Begin Again

Beginnings have been on my mind lately. It’s fall and another school year has begun. New opportunities, new experiences, often times fresh slates. Although for many people, new adventures can be scary, for others it’s refreshing, a washing over, a new creation. I think about relationships, jobs, homes, friends, etc. Whether we desire something new or not, it’s often a part of life, or more to the point, it is life: The Beginning.

What are you beginning?

My faith is about beginnings, and in reciprocation, my beginnings are about faith. There are three beginnings I am currently experiencing: A new beginning, a returned beginning and an old beginning.

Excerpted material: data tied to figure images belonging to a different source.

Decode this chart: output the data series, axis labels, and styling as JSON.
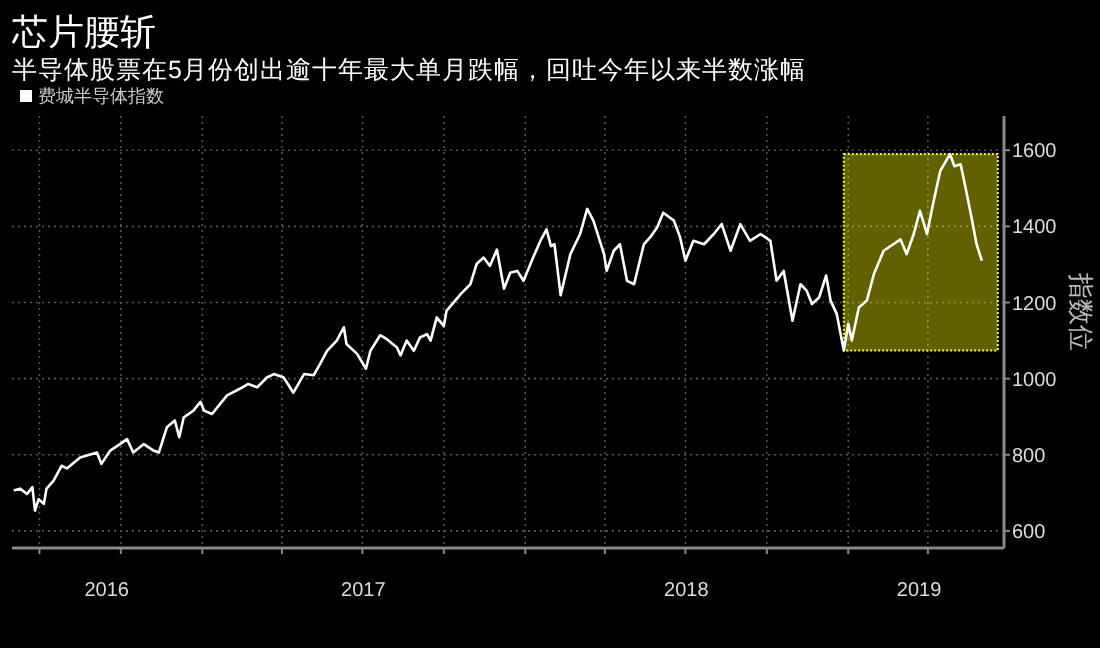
{
  "chart_data": {
    "type": "line",
    "title": "芯片腰斩",
    "subtitle": "半导体股票在5月份创出逾十年最大单月跌幅，回吐今年以来半数涨幅",
    "ylabel": "指数位",
    "legend": "top left",
    "grid": true,
    "series": [
      {
        "name": "费城半导体指数",
        "color": "#ffffff",
        "x": [
          "2016-06-02",
          "2016-06-09",
          "2016-06-17",
          "2016-06-23",
          "2016-06-26",
          "2016-06-30",
          "2016-07-06",
          "2016-07-09",
          "2016-07-17",
          "2016-07-26",
          "2016-08-01",
          "2016-08-16",
          "2016-09-04",
          "2016-09-09",
          "2016-09-19",
          "2016-09-30",
          "2016-10-08",
          "2016-10-15",
          "2016-10-27",
          "2016-11-07",
          "2016-11-13",
          "2016-11-22",
          "2016-12-01",
          "2016-12-06",
          "2016-12-11",
          "2016-12-22",
          "2016-12-30",
          "2017-01-03",
          "2017-01-12",
          "2017-01-21",
          "2017-01-29",
          "2017-02-13",
          "2017-02-22",
          "2017-03-04",
          "2017-03-15",
          "2017-03-23",
          "2017-04-03",
          "2017-04-14",
          "2017-04-26",
          "2017-05-07",
          "2017-05-14",
          "2017-05-22",
          "2017-06-02",
          "2017-06-10",
          "2017-06-13",
          "2017-06-25",
          "2017-07-05",
          "2017-07-10",
          "2017-07-21",
          "2017-07-29",
          "2017-08-09",
          "2017-08-13",
          "2017-08-20",
          "2017-08-28",
          "2017-09-04",
          "2017-09-12",
          "2017-09-16",
          "2017-09-23",
          "2017-10-01",
          "2017-10-04",
          "2017-10-20",
          "2017-10-31",
          "2017-11-07",
          "2017-11-15",
          "2017-11-22",
          "2017-11-30",
          "2017-12-08",
          "2017-12-15",
          "2017-12-23",
          "2017-12-30",
          "2018-01-11",
          "2018-01-19",
          "2018-01-25",
          "2018-01-30",
          "2018-02-03",
          "2018-02-10",
          "2018-02-21",
          "2018-03-04",
          "2018-03-12",
          "2018-03-19",
          "2018-03-31",
          "2018-04-03",
          "2018-04-11",
          "2018-04-18",
          "2018-04-26",
          "2018-05-04",
          "2018-05-15",
          "2018-05-22",
          "2018-05-30",
          "2018-06-06",
          "2018-06-18",
          "2018-06-25",
          "2018-07-01",
          "2018-07-10",
          "2018-07-22",
          "2018-08-02",
          "2018-08-11",
          "2018-08-21",
          "2018-09-01",
          "2018-09-12",
          "2018-09-24",
          "2018-10-05",
          "2018-10-12",
          "2018-10-20",
          "2018-10-30",
          "2018-11-08",
          "2018-11-15",
          "2018-11-21",
          "2018-11-29",
          "2018-12-07",
          "2018-12-12",
          "2018-12-19",
          "2018-12-27",
          "2019-01-01",
          "2019-01-05",
          "2019-01-13",
          "2019-01-22",
          "2019-01-30",
          "2019-02-10",
          "2019-02-21",
          "2019-03-01",
          "2019-03-08",
          "2019-03-16",
          "2019-03-23",
          "2019-03-31",
          "2019-04-06",
          "2019-04-15",
          "2019-04-26",
          "2019-05-01",
          "2019-05-08",
          "2019-05-15",
          "2019-05-21",
          "2019-05-26",
          "2019-06-01"
        ],
        "values": [
          706,
          711,
          697,
          715,
          653,
          683,
          671,
          711,
          732,
          771,
          764,
          793,
          806,
          776,
          811,
          828,
          841,
          806,
          828,
          811,
          806,
          872,
          890,
          846,
          898,
          916,
          939,
          916,
          907,
          933,
          956,
          974,
          986,
          977,
          1003,
          1012,
          1003,
          963,
          1012,
          1009,
          1038,
          1073,
          1100,
          1135,
          1091,
          1065,
          1026,
          1073,
          1114,
          1103,
          1082,
          1061,
          1100,
          1073,
          1108,
          1117,
          1100,
          1161,
          1138,
          1178,
          1222,
          1248,
          1301,
          1318,
          1296,
          1339,
          1236,
          1278,
          1283,
          1257,
          1324,
          1366,
          1392,
          1348,
          1353,
          1219,
          1327,
          1380,
          1446,
          1415,
          1327,
          1283,
          1336,
          1353,
          1257,
          1248,
          1353,
          1371,
          1397,
          1436,
          1415,
          1371,
          1310,
          1362,
          1353,
          1380,
          1406,
          1336,
          1406,
          1362,
          1380,
          1362,
          1257,
          1283,
          1152,
          1248,
          1231,
          1196,
          1213,
          1271,
          1205,
          1170,
          1074,
          1144,
          1100,
          1187,
          1205,
          1275,
          1336,
          1353,
          1366,
          1327,
          1380,
          1441,
          1380,
          1450,
          1546,
          1590,
          1558,
          1563,
          1485,
          1415,
          1353,
          1310
        ]
      }
    ],
    "xlim": [
      "2016-05-31",
      "2019-06-26"
    ],
    "xticks": [
      {
        "value": "2016-07-01",
        "label": null
      },
      {
        "value": "2016-10-01",
        "label": null
      },
      {
        "value": "2017-01-01",
        "label": null
      },
      {
        "value": "2017-04-01",
        "label": null
      },
      {
        "value": "2017-07-01",
        "label": null
      },
      {
        "value": "2017-10-01",
        "label": null
      },
      {
        "value": "2018-01-01",
        "label": null
      },
      {
        "value": "2018-04-01",
        "label": null
      },
      {
        "value": "2018-07-01",
        "label": null
      },
      {
        "value": "2018-10-01",
        "label": null
      },
      {
        "value": "2019-01-01",
        "label": null
      },
      {
        "value": "2019-04-01",
        "label": null
      },
      {
        "value": "2016-09-15",
        "label": "2016"
      },
      {
        "value": "2017-07-02",
        "label": "2017"
      },
      {
        "value": "2018-07-02",
        "label": "2018"
      },
      {
        "value": "2019-03-22",
        "label": "2019"
      }
    ],
    "ylim": [
      555,
      1690
    ],
    "yticks": [
      600,
      800,
      1000,
      1200,
      1400,
      1600
    ],
    "bands": [
      {
        "axis": "x",
        "from": "2018-12-27",
        "to": "2019-06-19",
        "color": "#ffff00"
      }
    ]
  }
}
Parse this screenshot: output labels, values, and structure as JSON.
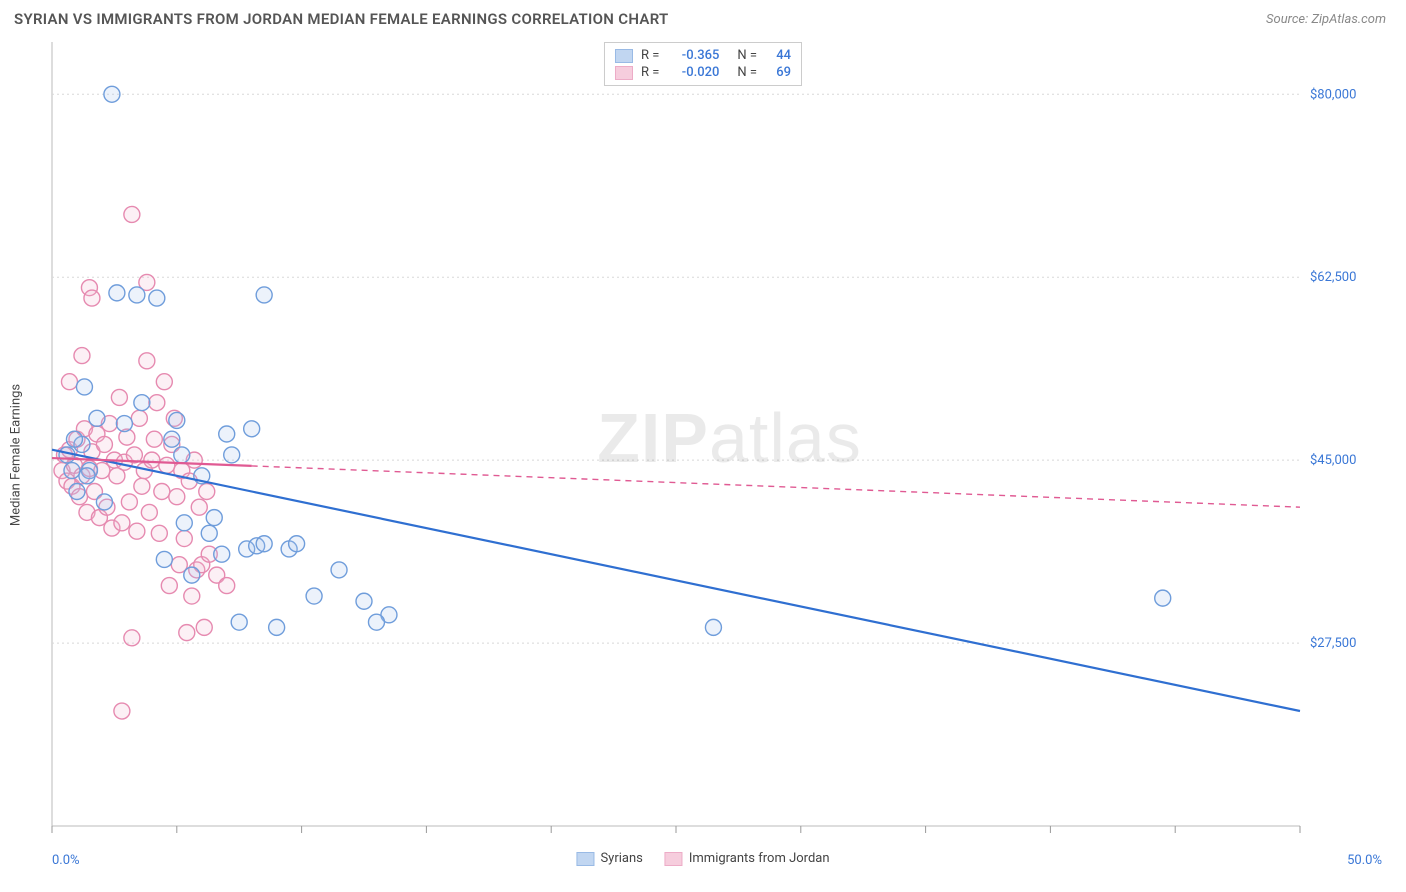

New beginnings are those we have never experienced. It might be a new job, a new career, a new place to live, a new relationship. It takes great faith to bookend a new beginning. The first part of the bookend is about not even knowing what is needed to begin. There might be a vision, but the steps are scary. When I first started thinking about creating a space for a business, my vision was clear, but I had no idea how to get started, so I began to talk with people and listen. Listening is good advice for any adventure, but for a beginning, it’s essential. Listening to what a job might entail, to advise when getting married or having a child. Listen. I have heard that it takes the same amount of time to complete the first 80% as it does the final 20% - this seems so true. This is the faith needed for the second part of the bookend. How often do we give up on something we began because we thought the last stretch should be quick and without pain? It’s during this ‘homestretch’ that we actually stretch our faith. In labor, it’s the pushing. In running it’s the final stretch. And, in the beginning, it’s the ending phase to the beginning.

Returned beginnings can be projects that were never seen to completion, or places, either physically or experientially, that are returned to at some point in life. As my husband and our family have returned to MN, things are the same and they are completely different. It’s just like getting back on a bike — that’s been worn and rusted. Often, it’s not the knowing how to ride again, it’s the why. A wise friend once said this about regrets, “Be attentive to your regrets. There is an energy that still has life.” It’s not about the ‘specificity’ of the regret, but the incomplete journey. There are always reasons why we let something fade away, or something or someone that we have walked away from. The faith is the looking at this with new eyes, a new faith, and a new journey. People who return to a passion, a relationship, a project. What are you returning to?

Old beginnings - old beginnings are longterm commitments that need new attention and awakenings: a long term job, a marriage, a volunteering commitment. My husband and I have just celebrated 20 years of marriage. This is no longer a new beginning, but an old beginning. Our marriage is sustained by forgiveness and mercies anew. Old beginnings are refreshed through knowing the core and making room for replanting and regrowth. The faith in an old beginning is that when the roots appear withered and worn, appreciating the process of pruning and planting, hoping for the seed to grow one more time.

Sometimes, we choose our beginnings and other times, life throws them at us. Sometimes what we think will be longterm has an ending, and other times what we think will end soon surprises us with endurance. Sometime we hope for a new beginning, and other times we hope for an old beginning. Sometimes we fail, and other times we succeed. Sometimes we can endure and other times we are weak. Sometimes it’s us, sometimes it others, other times it’s life.

No one is immune to beginnings. When it is dark, and your beginnings feels like an ending, let the light shine through because how we sustain our life is by remembering the beginning. And life is sustained by beginning after beginning after beginning, beginning with God.